DI CARMELA MINENNA
Si fa un gran parlare di fenomeni meteorologici estremi. Anche il patrimonio lessicale si è attrezzato per creare neologismi che di fatto rimarcano la novità e la pericolosità di talune situazioni climatiche ed ambientali, su cui si proiettano le ombre di un catastrofismo figlio di ‘tempi nuovi’.
A ben vedere, i ‘tempi’ dei fenomeni estremi non sarebbero così tanto ‘nuovi’ se già alla fine dell’Ottocento la colonnina del termometro supera a Bitonto i 40°. Il caldo soffocante infiamma – è il caso di dire – un’intera città che scende in piazza per dare voce alla disperazione e alla devozione. Questi i fatti.
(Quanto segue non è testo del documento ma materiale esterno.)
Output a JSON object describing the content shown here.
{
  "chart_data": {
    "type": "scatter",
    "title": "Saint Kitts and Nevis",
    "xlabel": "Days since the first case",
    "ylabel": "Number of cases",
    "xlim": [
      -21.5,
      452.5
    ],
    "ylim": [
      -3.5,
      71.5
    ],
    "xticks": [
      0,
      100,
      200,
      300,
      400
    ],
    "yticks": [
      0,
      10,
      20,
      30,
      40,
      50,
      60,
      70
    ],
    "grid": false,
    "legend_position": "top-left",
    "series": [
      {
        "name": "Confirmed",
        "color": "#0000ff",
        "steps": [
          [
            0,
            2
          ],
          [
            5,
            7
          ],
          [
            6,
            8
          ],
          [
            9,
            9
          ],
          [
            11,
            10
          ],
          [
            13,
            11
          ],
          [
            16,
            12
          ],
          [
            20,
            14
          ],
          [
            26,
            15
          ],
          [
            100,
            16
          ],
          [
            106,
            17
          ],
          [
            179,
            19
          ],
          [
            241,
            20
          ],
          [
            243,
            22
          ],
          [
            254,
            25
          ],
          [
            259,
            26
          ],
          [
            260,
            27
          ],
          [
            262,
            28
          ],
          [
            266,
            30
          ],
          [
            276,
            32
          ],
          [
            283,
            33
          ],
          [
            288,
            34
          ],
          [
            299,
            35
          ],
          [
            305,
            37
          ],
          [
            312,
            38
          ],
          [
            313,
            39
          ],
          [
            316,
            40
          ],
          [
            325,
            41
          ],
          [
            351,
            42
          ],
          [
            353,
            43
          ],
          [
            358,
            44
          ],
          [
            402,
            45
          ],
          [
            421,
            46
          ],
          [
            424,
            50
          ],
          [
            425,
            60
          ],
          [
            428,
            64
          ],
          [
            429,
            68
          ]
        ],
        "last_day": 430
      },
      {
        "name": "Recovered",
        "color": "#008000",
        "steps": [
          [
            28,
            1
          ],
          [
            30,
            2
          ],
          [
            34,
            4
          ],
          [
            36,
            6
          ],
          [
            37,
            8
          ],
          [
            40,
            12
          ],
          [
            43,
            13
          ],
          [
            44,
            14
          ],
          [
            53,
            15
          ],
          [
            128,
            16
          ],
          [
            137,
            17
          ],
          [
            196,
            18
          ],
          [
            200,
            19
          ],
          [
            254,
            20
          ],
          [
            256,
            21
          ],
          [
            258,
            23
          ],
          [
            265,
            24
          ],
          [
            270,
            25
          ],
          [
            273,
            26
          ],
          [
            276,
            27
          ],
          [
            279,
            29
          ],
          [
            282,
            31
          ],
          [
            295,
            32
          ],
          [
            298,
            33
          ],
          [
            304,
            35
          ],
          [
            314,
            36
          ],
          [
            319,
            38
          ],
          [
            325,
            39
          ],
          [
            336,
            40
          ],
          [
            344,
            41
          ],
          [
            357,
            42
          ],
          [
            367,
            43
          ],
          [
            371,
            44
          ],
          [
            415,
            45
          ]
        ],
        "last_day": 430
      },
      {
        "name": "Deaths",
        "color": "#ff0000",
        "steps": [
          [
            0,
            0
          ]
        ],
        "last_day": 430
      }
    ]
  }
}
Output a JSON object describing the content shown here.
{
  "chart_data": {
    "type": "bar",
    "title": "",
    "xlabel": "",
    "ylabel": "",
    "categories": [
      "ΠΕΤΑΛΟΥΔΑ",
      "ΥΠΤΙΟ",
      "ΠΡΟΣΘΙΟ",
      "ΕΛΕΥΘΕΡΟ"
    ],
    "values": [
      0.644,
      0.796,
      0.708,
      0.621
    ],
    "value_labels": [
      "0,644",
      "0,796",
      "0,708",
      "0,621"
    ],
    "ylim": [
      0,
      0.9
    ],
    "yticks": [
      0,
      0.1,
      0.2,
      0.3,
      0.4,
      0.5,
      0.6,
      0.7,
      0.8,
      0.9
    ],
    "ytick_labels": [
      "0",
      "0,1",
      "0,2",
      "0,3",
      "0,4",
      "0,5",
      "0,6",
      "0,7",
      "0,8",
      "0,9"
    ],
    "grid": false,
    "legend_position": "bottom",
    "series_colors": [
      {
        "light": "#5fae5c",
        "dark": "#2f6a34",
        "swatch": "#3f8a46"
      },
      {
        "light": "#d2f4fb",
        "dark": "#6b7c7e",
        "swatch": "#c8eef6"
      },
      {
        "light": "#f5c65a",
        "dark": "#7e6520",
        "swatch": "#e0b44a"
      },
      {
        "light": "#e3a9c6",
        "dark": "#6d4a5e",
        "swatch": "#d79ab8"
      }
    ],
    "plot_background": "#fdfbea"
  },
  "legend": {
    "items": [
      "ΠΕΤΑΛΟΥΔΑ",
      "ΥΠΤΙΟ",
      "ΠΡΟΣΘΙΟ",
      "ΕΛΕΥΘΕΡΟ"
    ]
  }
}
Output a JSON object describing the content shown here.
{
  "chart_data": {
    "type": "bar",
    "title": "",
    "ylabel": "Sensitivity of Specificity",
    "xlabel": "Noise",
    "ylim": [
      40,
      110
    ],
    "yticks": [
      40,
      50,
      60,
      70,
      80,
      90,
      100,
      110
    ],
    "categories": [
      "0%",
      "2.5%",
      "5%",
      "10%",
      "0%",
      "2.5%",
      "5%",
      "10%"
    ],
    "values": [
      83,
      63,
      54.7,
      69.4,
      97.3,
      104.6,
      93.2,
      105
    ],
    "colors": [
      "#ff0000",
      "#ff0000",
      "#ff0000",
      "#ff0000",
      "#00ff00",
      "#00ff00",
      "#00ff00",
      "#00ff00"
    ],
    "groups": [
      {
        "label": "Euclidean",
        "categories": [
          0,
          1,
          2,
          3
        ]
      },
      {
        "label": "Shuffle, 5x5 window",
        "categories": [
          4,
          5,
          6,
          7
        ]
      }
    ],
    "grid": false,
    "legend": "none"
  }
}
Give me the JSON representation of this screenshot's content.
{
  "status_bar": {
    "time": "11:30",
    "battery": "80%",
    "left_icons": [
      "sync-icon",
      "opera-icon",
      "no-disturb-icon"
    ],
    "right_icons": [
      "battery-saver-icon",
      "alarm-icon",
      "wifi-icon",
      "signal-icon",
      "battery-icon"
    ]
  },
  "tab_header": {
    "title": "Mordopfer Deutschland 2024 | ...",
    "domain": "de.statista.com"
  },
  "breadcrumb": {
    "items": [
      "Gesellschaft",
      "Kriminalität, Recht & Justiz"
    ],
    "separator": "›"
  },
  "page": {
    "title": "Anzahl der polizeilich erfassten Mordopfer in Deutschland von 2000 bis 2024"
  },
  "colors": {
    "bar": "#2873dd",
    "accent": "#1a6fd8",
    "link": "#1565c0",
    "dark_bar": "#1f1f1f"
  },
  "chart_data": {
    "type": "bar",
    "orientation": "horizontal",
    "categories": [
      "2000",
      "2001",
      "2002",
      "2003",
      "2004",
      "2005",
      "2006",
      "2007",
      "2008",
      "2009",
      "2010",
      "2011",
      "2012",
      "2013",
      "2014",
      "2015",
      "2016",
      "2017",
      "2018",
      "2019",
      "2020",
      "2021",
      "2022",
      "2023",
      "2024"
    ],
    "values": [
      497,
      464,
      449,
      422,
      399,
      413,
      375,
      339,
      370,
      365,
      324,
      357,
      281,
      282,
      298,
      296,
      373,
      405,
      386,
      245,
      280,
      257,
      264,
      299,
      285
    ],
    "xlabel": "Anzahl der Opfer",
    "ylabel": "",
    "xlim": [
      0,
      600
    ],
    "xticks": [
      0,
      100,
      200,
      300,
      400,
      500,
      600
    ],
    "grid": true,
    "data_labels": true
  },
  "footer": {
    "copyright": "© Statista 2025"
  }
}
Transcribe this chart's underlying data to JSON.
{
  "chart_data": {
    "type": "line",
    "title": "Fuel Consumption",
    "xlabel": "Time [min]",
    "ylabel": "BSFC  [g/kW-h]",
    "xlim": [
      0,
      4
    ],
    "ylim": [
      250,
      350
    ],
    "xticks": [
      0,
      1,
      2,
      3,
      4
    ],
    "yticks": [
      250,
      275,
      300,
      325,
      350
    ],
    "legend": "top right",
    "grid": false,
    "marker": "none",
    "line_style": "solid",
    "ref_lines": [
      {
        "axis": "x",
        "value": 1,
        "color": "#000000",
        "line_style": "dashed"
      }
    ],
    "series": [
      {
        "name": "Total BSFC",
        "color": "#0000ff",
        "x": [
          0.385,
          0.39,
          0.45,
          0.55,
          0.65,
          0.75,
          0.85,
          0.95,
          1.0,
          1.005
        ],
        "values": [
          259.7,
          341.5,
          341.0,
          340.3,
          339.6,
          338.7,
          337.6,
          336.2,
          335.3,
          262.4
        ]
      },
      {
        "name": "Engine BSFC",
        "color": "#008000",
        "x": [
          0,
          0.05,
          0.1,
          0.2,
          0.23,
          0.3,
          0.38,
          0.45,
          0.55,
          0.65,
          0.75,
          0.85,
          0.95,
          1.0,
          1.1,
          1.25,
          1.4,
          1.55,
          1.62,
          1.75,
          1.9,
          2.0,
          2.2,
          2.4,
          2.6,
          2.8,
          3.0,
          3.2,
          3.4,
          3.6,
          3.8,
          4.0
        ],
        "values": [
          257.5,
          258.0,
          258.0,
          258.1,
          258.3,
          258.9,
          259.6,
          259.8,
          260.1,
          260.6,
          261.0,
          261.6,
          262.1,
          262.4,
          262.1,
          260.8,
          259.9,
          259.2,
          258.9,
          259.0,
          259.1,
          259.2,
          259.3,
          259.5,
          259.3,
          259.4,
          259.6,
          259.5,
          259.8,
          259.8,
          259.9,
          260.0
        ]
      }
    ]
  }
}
È il 17 agosto 1887. Ore 12.00. Bitonto scende in piazza e grida il suo bisogno d’acqua. Da giorni la temperatura tocca i 42°. La situazione è insostenibile. Il popolo boccheggia. Gli ulivi hanno accartocciato le foglie. Le riserve idriche sono esaurite. Al culmine della disperazione “una turba di popolino d’ambo i sessi invase la Cattedrale” – così racconta una inedita cronaca – “ed a viva forza tolse la Immagine della Protettrice Maria SS.Immacolata e processionalmente la trasportò in piazza Plebiscito”. E non finisce qui. “La turba si recò nella chiesa di S.Teresa” con un preciso obiettivo: prelevare il Cristo Nero per esporlo alla venerazione, sulla pubblica piazza, al fianco della Patrona. E a questo punto accade l’impensabile: un assalto alle cererie, per fare incetta di candele ed illuminare la piazza con torce di penitenza e di speranza. E poi i pianti, le grida, le preghiere, perfino il vescovo e le forze dell’ordine chiamati a ricomporre la calma.
Si conclude così il ‘pomeriggio bollente’ di un torrido 1887, così lontano dall’animo ‘sopito’ dei nostri tempi, così vicino ai fenomeni estremi del nostro tempo.